UNMATCHED DATA GRANULARITY
30 Years of Health Data Across 20 Global Sites
Unlock a diverse population of data from large health systems, health maintenance organizations, and research organizations from across the United States, Canada, and Israel. Organized longitudinally with significant granularity, the available patient data date back as far as 30 years. Data include:
Demographics
Procedures
Diagnoses
Lab Results
Medications
Physician Notes
Pathology Reports
Patient Surveys
Genetic Markers
Imaging Results
Utilization and Cost Data
Social Determinants of Health
Administrative Documentation
Connected Data for More Accurate Data Analysis
The influx of healthcare data is continuous, detailed, and difficult to consolidate into one, easy-to-view summary. With the Connect Platform, data are identified continuously, sorted appropriately, and organized longitudinally so administrators, clinicians, and researchers can dive into the information they need to find the insights that impact important discoveries for patient care.
The use of computers, mobile devices, wearables, and other biosensors to gather and store huge amounts of health-related data has been rapidly accelerating. These data carry the potential to improve the design and conduct of clinical trials and studies in the healthcare setting to answer questions previously thought infeasible.
MDClone’s ability to organize vast amounts of continuous data from health systems permits life science organizations to generate specific study designs.
Historically, it takes weeks, months, or even years to manually process charts, reviewing and transcribing notes and other unstructured clinical documentation.
MDClone’s powerful natural language processing engine is able to create structured data from unstructured sources such as physician notes. The conversion to structured data enables queryable formats for research.
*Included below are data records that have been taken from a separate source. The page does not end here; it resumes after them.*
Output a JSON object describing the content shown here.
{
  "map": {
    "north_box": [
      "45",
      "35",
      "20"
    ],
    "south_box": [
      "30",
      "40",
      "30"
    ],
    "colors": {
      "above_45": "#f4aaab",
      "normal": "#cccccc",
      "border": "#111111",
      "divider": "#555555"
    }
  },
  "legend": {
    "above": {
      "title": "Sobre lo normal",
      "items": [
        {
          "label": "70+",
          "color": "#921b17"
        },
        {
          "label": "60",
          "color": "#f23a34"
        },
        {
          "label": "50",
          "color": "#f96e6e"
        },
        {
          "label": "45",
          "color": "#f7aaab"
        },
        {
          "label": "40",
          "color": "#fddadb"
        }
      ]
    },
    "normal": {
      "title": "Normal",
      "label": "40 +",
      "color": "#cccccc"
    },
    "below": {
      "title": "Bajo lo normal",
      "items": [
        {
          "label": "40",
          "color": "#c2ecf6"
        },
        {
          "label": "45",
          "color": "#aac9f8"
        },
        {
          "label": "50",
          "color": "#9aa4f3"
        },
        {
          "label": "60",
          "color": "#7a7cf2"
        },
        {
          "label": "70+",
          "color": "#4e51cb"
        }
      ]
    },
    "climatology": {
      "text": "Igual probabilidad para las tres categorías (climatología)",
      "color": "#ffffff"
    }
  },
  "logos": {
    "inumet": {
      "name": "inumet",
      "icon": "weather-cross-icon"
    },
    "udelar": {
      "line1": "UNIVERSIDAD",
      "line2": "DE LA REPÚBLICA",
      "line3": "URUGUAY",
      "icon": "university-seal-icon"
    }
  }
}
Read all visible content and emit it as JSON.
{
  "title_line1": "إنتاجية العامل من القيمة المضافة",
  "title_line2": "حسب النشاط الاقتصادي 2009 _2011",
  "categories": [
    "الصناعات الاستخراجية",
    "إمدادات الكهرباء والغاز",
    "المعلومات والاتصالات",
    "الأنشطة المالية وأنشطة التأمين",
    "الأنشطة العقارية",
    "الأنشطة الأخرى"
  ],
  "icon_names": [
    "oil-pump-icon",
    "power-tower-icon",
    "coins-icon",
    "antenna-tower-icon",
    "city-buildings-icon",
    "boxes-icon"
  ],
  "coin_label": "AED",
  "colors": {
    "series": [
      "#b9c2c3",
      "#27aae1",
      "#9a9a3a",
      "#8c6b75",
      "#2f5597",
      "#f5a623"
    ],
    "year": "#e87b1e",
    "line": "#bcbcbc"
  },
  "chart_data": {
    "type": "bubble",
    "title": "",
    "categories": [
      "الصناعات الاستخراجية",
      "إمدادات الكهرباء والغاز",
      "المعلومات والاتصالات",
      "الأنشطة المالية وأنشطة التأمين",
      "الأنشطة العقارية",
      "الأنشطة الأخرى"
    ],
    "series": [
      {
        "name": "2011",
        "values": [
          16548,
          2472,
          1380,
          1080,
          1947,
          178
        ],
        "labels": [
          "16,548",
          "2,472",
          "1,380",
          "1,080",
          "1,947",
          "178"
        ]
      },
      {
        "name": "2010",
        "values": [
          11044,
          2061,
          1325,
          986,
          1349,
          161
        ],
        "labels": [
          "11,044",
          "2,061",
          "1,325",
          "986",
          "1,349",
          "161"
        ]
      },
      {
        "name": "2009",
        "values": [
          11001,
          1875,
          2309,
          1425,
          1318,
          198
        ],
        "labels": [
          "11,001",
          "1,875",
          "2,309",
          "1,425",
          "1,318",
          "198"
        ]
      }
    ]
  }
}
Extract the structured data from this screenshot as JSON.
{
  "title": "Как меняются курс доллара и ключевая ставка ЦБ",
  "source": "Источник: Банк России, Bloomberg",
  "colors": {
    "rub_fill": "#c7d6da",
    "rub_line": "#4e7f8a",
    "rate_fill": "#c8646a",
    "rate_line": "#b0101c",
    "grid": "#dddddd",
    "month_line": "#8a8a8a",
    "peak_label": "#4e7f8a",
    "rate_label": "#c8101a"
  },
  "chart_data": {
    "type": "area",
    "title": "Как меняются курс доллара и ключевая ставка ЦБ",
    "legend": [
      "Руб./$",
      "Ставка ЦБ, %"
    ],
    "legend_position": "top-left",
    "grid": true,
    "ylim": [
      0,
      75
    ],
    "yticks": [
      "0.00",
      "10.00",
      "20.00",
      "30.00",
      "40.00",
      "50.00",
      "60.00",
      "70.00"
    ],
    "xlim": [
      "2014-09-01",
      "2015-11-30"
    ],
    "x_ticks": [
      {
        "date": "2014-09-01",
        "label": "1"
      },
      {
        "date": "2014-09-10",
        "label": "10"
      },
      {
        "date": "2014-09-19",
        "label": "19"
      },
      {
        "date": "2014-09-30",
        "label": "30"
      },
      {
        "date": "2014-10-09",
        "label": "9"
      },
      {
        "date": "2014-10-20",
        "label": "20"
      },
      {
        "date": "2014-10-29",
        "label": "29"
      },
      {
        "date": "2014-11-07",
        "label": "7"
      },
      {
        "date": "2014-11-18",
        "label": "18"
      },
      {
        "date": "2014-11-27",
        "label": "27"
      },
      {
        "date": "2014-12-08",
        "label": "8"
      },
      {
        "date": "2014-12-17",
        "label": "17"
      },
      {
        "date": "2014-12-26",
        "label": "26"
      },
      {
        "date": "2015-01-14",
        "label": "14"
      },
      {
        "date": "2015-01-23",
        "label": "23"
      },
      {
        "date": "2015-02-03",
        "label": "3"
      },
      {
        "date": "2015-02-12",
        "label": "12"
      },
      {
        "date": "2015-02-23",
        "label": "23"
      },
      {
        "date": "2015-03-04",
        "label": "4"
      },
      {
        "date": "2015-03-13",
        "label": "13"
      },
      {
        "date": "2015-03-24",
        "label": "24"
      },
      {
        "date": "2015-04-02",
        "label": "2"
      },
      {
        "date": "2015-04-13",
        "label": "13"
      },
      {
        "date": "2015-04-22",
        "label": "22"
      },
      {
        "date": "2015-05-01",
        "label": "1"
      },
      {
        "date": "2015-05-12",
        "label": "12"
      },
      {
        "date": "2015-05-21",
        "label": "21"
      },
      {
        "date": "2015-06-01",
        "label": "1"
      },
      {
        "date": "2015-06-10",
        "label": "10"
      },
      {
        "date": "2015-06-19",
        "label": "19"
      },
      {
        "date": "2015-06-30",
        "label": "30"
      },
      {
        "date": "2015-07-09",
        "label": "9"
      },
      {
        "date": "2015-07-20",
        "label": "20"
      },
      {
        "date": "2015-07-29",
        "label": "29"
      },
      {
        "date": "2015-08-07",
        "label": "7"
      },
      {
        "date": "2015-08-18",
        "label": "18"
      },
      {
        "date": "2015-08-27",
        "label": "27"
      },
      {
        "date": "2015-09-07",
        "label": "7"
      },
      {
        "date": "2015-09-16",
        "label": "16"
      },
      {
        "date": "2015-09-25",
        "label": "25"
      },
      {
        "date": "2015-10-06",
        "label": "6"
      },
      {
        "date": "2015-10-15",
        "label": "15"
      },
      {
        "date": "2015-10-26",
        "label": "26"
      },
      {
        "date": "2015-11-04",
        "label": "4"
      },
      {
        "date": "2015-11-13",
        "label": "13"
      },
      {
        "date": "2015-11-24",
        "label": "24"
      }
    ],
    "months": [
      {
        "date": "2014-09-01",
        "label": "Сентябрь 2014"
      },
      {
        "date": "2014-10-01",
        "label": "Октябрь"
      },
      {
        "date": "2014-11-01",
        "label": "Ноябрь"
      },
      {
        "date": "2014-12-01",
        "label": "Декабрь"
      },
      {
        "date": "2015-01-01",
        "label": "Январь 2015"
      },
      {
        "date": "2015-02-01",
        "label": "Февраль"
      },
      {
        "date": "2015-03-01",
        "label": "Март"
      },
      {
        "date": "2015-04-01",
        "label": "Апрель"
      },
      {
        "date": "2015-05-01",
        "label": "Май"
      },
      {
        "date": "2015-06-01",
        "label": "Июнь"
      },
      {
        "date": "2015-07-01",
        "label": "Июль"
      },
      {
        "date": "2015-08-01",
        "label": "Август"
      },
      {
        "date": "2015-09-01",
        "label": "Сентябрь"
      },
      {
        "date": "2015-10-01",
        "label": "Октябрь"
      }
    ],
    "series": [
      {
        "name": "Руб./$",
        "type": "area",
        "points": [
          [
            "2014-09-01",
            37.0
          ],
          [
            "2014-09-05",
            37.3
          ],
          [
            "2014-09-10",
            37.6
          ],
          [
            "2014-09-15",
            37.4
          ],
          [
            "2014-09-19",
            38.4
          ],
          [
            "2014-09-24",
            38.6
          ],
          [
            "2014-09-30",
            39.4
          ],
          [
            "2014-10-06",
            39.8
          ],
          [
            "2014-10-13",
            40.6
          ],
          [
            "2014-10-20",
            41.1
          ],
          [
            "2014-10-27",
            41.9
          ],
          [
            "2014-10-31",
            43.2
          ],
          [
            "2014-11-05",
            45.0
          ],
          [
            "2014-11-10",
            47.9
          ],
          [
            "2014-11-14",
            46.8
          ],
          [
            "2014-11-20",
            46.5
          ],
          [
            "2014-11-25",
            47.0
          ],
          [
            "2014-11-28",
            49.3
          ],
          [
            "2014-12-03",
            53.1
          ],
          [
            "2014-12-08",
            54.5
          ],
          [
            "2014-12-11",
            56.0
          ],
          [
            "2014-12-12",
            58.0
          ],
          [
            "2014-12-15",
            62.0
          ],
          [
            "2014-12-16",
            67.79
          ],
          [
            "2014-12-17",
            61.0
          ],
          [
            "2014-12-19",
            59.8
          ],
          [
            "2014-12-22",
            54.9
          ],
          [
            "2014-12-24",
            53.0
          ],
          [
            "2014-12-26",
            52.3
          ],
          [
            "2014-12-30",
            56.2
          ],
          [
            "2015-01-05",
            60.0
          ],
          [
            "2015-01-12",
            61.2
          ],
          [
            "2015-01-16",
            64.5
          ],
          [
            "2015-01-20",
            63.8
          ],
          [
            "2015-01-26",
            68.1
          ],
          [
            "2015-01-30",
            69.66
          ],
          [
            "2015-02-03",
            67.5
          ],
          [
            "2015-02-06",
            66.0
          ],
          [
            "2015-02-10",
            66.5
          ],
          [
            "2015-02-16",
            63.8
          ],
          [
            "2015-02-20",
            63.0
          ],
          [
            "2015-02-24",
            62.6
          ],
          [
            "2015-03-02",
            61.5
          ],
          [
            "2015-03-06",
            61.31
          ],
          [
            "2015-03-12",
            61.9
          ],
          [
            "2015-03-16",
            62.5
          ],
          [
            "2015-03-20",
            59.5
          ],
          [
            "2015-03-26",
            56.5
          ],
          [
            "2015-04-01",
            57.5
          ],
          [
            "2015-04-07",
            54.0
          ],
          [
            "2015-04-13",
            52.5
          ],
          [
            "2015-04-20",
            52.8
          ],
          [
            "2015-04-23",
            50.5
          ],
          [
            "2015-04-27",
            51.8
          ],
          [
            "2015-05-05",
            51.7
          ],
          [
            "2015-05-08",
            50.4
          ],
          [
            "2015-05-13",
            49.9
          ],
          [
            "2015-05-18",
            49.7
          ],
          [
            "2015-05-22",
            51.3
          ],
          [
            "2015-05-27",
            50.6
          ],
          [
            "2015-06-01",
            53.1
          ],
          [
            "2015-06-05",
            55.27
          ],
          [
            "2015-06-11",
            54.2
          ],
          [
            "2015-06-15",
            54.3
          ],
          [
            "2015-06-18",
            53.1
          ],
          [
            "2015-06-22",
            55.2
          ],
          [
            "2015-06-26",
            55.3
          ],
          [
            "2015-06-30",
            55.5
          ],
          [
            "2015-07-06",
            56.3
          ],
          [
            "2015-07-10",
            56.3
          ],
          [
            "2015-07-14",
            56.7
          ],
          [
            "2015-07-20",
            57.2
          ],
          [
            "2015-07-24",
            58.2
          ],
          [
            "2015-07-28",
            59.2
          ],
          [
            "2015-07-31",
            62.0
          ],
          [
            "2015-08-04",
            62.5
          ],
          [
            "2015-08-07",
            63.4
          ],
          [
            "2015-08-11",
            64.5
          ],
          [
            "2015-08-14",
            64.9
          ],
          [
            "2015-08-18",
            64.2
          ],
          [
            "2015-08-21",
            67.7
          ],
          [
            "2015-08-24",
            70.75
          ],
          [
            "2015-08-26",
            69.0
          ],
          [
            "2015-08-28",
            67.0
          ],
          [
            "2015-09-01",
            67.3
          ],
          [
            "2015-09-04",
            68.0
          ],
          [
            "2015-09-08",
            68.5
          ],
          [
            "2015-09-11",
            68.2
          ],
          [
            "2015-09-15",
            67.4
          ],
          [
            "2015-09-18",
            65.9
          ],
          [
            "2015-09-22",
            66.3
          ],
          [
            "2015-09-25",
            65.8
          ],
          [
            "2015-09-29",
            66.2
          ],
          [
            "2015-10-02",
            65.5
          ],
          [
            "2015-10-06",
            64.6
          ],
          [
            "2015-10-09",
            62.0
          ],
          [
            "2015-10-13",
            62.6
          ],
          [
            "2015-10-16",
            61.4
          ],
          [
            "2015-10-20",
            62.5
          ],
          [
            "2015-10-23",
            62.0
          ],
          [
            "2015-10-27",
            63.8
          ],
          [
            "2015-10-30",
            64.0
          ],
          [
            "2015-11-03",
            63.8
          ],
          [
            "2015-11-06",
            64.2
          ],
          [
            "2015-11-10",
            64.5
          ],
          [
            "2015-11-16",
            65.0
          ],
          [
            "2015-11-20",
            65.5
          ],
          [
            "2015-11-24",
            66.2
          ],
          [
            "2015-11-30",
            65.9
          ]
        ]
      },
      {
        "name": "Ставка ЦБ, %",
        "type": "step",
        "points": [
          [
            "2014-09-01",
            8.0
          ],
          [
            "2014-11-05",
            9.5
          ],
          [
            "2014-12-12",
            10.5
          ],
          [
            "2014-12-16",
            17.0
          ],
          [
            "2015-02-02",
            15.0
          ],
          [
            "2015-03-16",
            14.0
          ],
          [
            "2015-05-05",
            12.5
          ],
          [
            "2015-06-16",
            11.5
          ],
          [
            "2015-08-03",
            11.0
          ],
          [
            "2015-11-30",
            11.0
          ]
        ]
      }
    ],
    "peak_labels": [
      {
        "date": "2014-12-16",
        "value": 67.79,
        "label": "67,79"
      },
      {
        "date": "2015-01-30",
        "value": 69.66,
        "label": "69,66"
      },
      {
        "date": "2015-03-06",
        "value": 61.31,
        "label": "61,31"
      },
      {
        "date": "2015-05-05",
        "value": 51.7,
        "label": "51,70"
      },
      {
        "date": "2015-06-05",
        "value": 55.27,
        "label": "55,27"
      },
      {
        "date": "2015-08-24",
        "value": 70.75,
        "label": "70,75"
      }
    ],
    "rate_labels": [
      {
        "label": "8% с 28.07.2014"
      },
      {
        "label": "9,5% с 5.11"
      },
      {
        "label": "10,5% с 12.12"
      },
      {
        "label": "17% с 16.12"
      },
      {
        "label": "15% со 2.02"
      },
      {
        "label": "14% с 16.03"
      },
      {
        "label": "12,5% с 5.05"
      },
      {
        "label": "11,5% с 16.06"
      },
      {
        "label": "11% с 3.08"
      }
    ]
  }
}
Most data available outside of the health system are aggregated, with a data model applied that restricts which elements can be extracted.
MDClone ingests and maintains all data elements – all labs, vitals, and medications – to enable any question to be explored. With a longitudinal organization and a semantic framework, these elements are presented in the right context and are easily identified during analysis.
From inpatient to outpatient settings, patient information is often siloed, even within hospitals and clinics. Data are often not shared between entities, limiting the view of an entire patient journey.
MDClone’s ability to connect data from different healthcare organizations helps to build a complete patient history. From medications prescribed to lab tests performed, data provide stories that complete the picture for more accurate data analysis.